Hybrid JWT + session auth

[jasongitmail]

Firstly, thanks for making Lucia. I just implemented v3 and went smoothly.

I know Pilcrow isn't a fan of JWTs as part of Lucia, but I want to encourage openness toward JWTs.

A hybrid strategy like below, would bring performance & cost benefits: 1.) reduced latency by removing the database request for most authenticated requests, & 2.) reduced DB usage. It could be optional.

Inspiration

Credit to @benawad: https://youtu.be/CcrgG5MjGOk?t=427

On Successful Login

1. Generate session ID.
2. Store in DB's sessions table (id, user_id, expires_at).
3. Set two cookies containing JWTs:
   • access_token (short expiration; e.g. 15min-4h)
   • refresh_token (longer expiration; e.g 30 days)

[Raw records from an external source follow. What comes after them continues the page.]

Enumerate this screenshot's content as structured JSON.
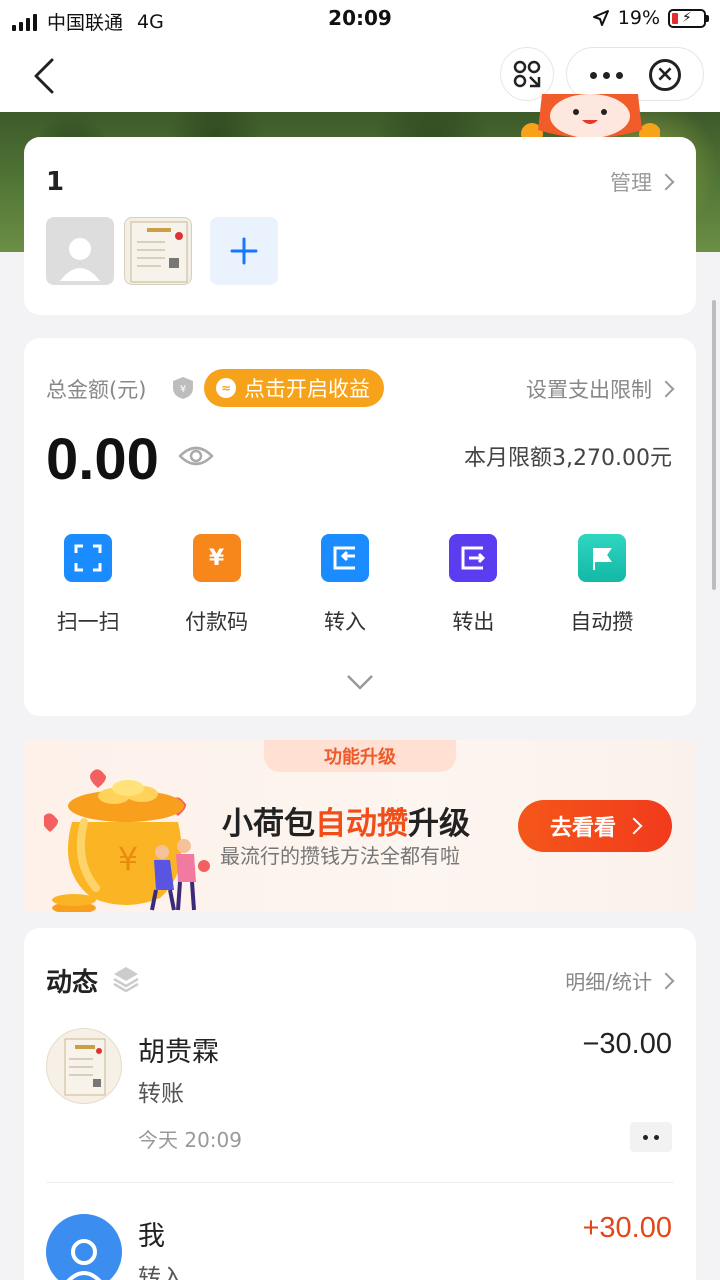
{
  "status_bar": {
    "carrier": "中国联通",
    "network": "4G",
    "time": "20:09",
    "battery": "19%"
  },
  "nav": {
    "back_icon": "chevron-left-icon",
    "scan_icon": "mini-program-scan-icon",
    "more_icon": "more-dots-icon",
    "close_icon": "close-circle-icon"
  },
  "members": {
    "title": "1",
    "manage_label": "管理",
    "add_icon": "plus-icon"
  },
  "balance": {
    "label": "总金额(元)",
    "earn_label": "点击开启收益",
    "limit_setting_label": "设置支出限制",
    "amount": "0.00",
    "monthly_limit": "本月限额3,270.00元",
    "actions": [
      {
        "label": "扫一扫",
        "icon": "scan-icon",
        "color": "#1a8cff"
      },
      {
        "label": "付款码",
        "icon": "yuan-icon",
        "color": "#f7861b"
      },
      {
        "label": "转入",
        "icon": "transfer-in-icon",
        "color": "#1a8cff"
      },
      {
        "label": "转出",
        "icon": "transfer-out-icon",
        "color": "#5b3cf0"
      },
      {
        "label": "自动攒",
        "icon": "flag-icon",
        "color": "#1ec8b4"
      }
    ]
  },
  "promo": {
    "tag": "功能升级",
    "title_prefix": "小荷包",
    "title_highlight": "自动攒",
    "title_suffix": "升级",
    "subtitle": "最流行的攒钱方法全都有啦",
    "button_label": "去看看"
  },
  "activity": {
    "title": "动态",
    "detail_link": "明细/统计",
    "items": [
      {
        "name": "胡贵霖",
        "type": "转账",
        "time": "今天 20:09",
        "amount": "−30.00",
        "amount_color": "#222222"
      },
      {
        "name": "我",
        "type": "转入",
        "time": "",
        "amount": "+30.00",
        "amount_color": "#e2471a"
      }
    ]
  },
  "colors": {
    "accent_blue": "#1677ff",
    "earn_orange": "#f7a21b",
    "promo_red": "#f04d18"
  }
}
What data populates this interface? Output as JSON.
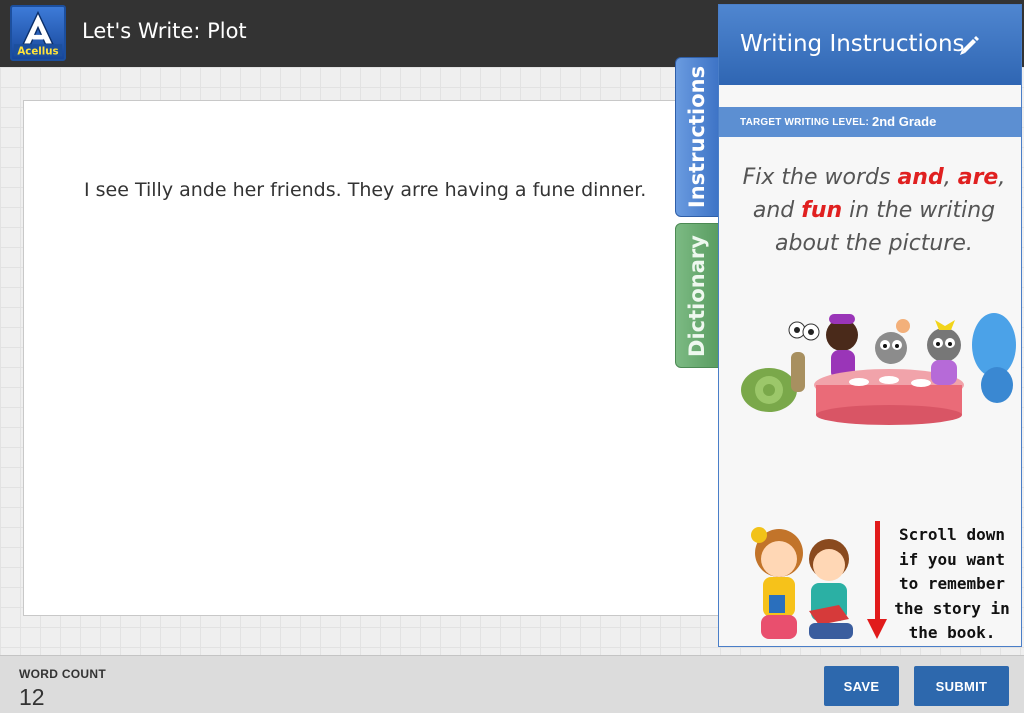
{
  "header": {
    "logo_text": "Acellus",
    "title": "Let's Write: Plot"
  },
  "editor": {
    "text": "I see Tilly ande her friends. They arre having a fune dinner."
  },
  "tabs": [
    {
      "label": "Instructions",
      "active": true
    },
    {
      "label": "Dictionary",
      "active": false
    }
  ],
  "panel": {
    "title": "Writing Instructions",
    "level_label": "TARGET WRITING LEVEL:",
    "level_value": "2nd Grade",
    "instruction": {
      "prefix": "Fix the words ",
      "word1": "and",
      "sep1": ", ",
      "word2": "are",
      "sep2": ", and ",
      "word3": "fun",
      "suffix": " in the writing about the picture."
    },
    "scroll_note": "Scroll down if you want to remember the story in the book."
  },
  "footer": {
    "word_count_label": "WORD COUNT",
    "word_count": "12",
    "save_label": "SAVE",
    "submit_label": "SUBMIT"
  },
  "colors": {
    "header_bg": "#333333",
    "accent_blue": "#2d68ad",
    "highlight_red": "#e02020",
    "dictionary_green": "#5a9d62"
  },
  "icons": [
    "acellus-logo",
    "pencil-icon",
    "red-down-arrow"
  ]
}
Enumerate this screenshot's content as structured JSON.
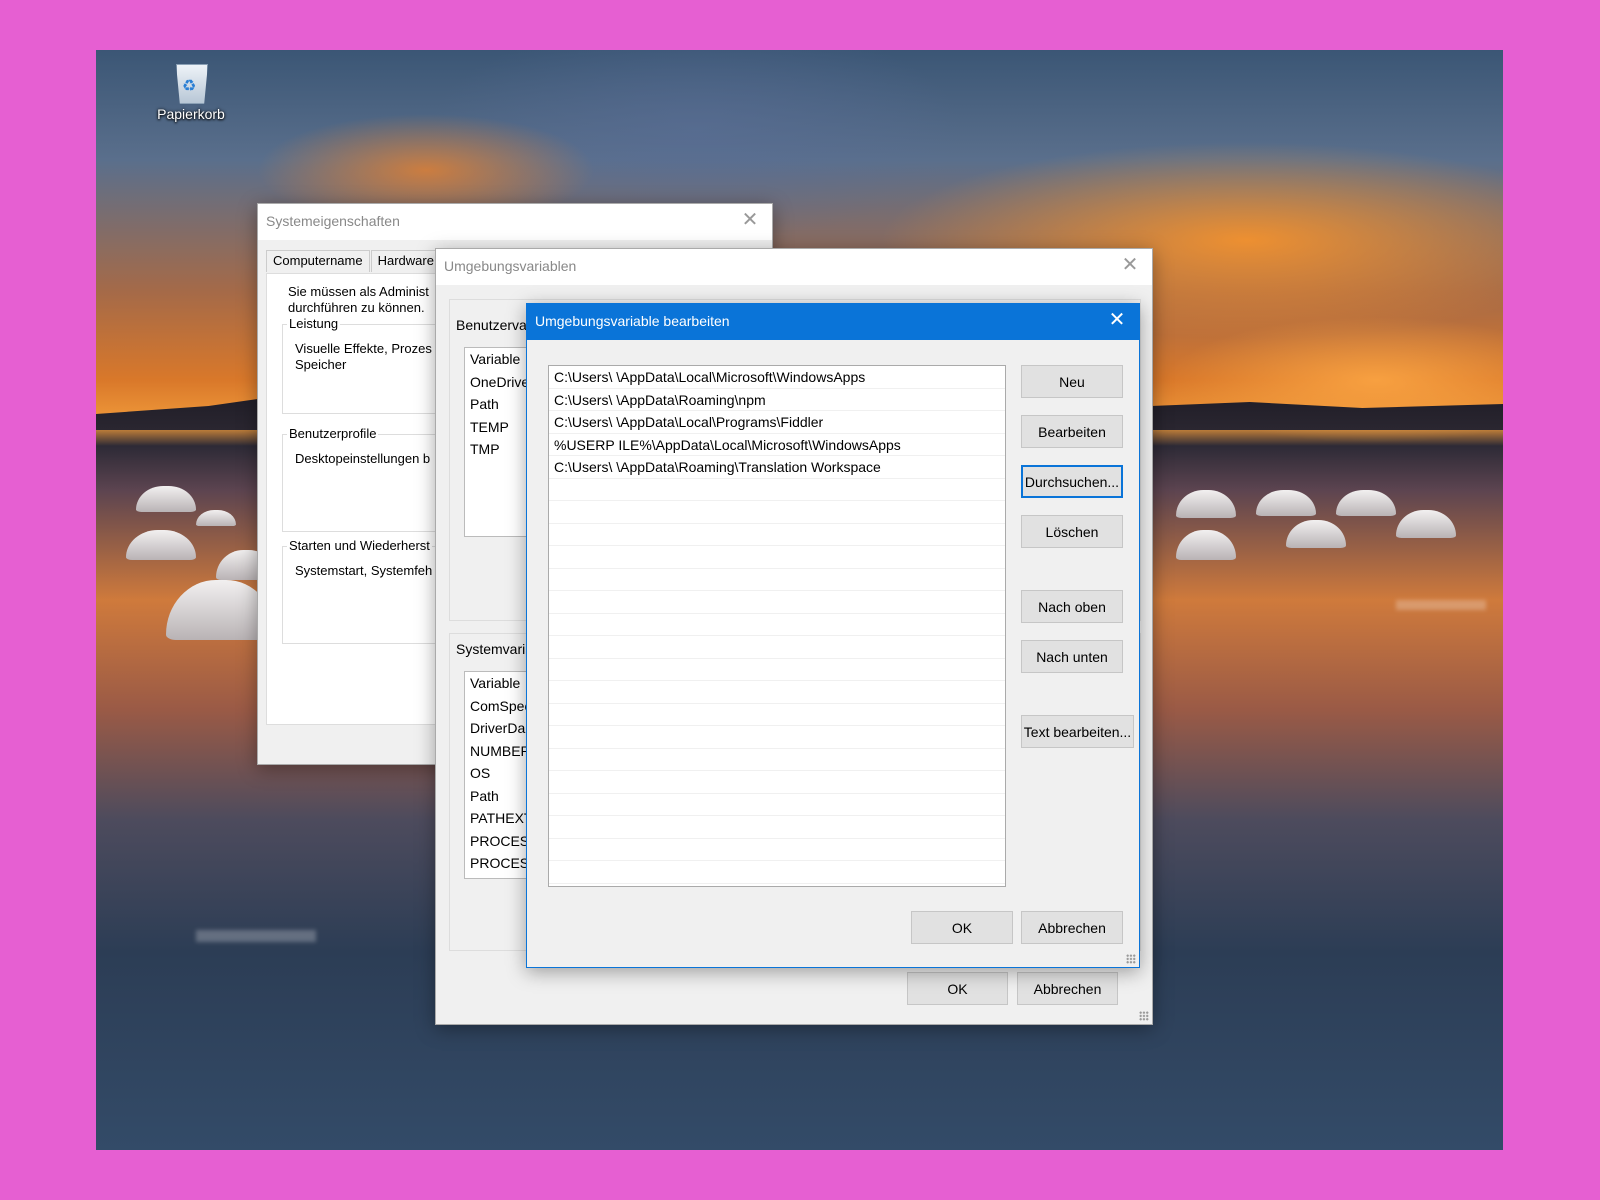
{
  "desktop": {
    "recycle_bin_label": "Papierkorb"
  },
  "system_properties": {
    "title": "Systemeigenschaften",
    "tabs": [
      "Computername",
      "Hardware"
    ],
    "admin_note_line1": "Sie müssen als Administ",
    "admin_note_line2": "durchführen zu können.",
    "groups": [
      {
        "label": "Leistung",
        "text_line1": "Visuelle Effekte, Prozes",
        "text_line2": "Speicher"
      },
      {
        "label": "Benutzerprofile",
        "text_line1": "Desktopeinstellungen b"
      },
      {
        "label": "Starten und Wiederherst",
        "text_line1": "Systemstart, Systemfeh"
      }
    ]
  },
  "env_vars": {
    "title": "Umgebungsvariablen",
    "user_label": "Benutzerva",
    "user_header": "Variable",
    "user_vars": [
      "OneDrive",
      "Path",
      "TEMP",
      "TMP"
    ],
    "system_label": "Systemvari",
    "system_header": "Variable",
    "system_vars": [
      "ComSpec",
      "DriverDa",
      "NUMBER",
      "OS",
      "Path",
      "PATHEXT",
      "PROCESS",
      "PROCESS"
    ],
    "ok_label": "OK",
    "cancel_label": "Abbrechen"
  },
  "edit_dialog": {
    "title": "Umgebungsvariable bearbeiten",
    "paths": [
      "C:\\Users\\        \\AppData\\Local\\Microsoft\\WindowsApps",
      "C:\\Users\\        \\AppData\\Roaming\\npm",
      "C:\\Users\\        \\AppData\\Local\\Programs\\Fiddler",
      "%USERP          ILE%\\AppData\\Local\\Microsoft\\WindowsApps",
      "C:\\Users\\        \\AppData\\Roaming\\Translation Workspace"
    ],
    "buttons": {
      "new": "Neu",
      "edit": "Bearbeiten",
      "browse": "Durchsuchen...",
      "delete": "Löschen",
      "up": "Nach oben",
      "down": "Nach unten",
      "edit_text": "Text bearbeiten..."
    },
    "ok_label": "OK",
    "cancel_label": "Abbrechen"
  }
}
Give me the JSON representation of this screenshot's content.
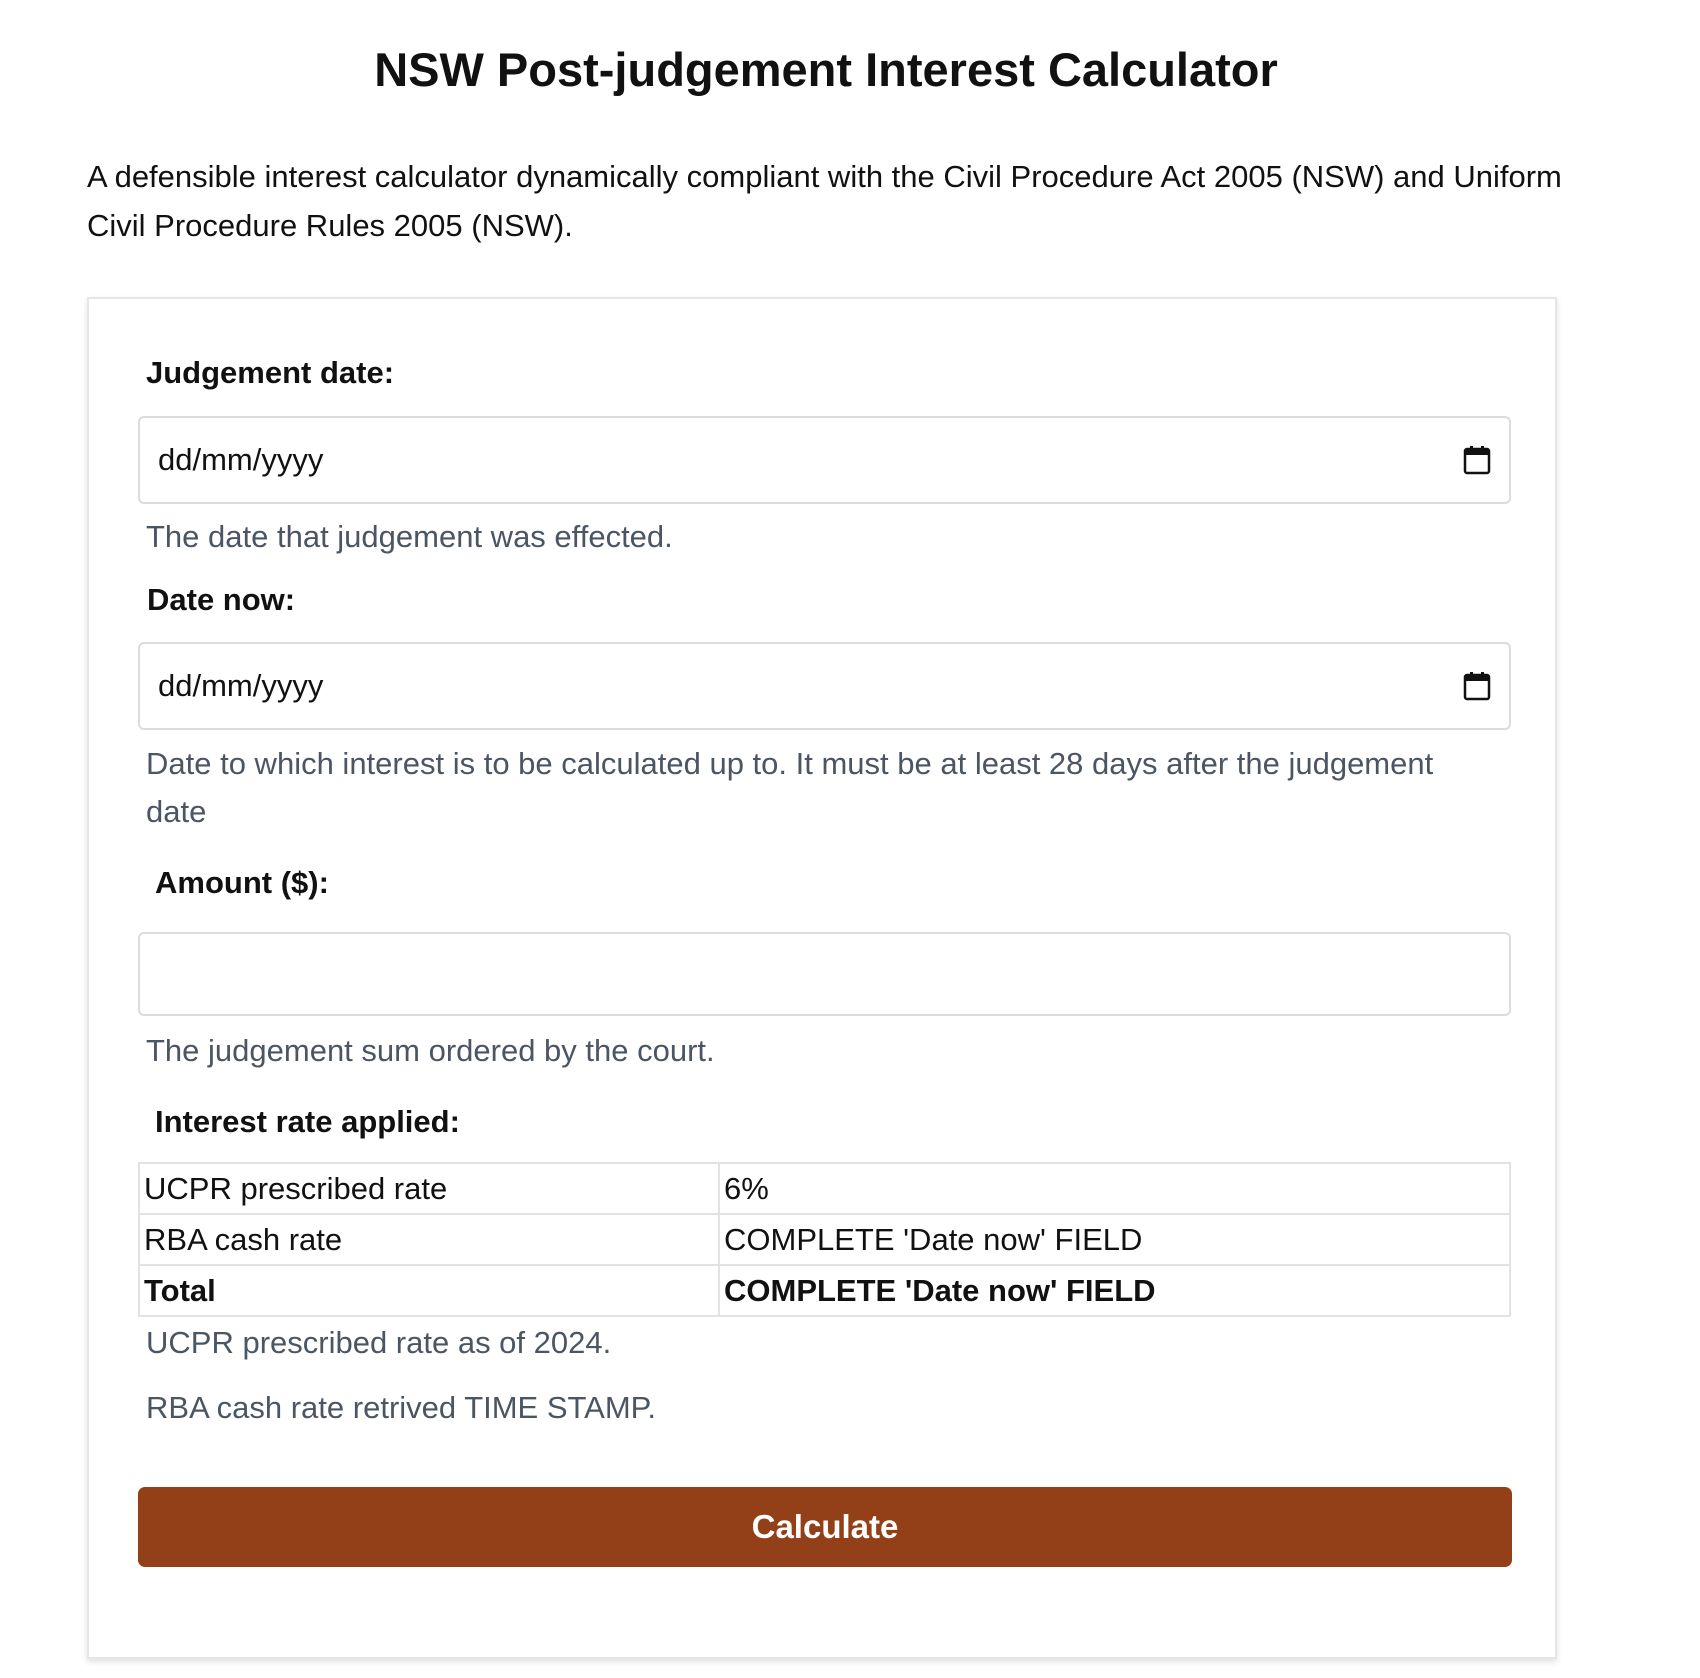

Each contains session ID and user ID.

Incoming Requests

1. Verify access_token JWT (i.e. signature valid and not expired)
   • If valid, allow access to protected route.
   • If invalid, continue below.
2. Verify refresh_token JWT (i.e. signature valid and not expired)
   • If invalid, return unauthorized.
   • If valid, continue below.
3. Query DB to confirm session ID is still valid and not expired.
   • If invalid, return unauthorized.
   • If valid, continue below.
4. Create new JWTs containing same data as before:
   • Create new access_token with extended expiration.
5. Optionally, extend refresh_token expiration to today+30 days.
   • Update expires_at in DB's sessions table.
   • Create new refresh_token with this expiration.

On Successful Logout

1. Delete session from DB's sessions table.
2. Delete access_token and refresh_token cookies.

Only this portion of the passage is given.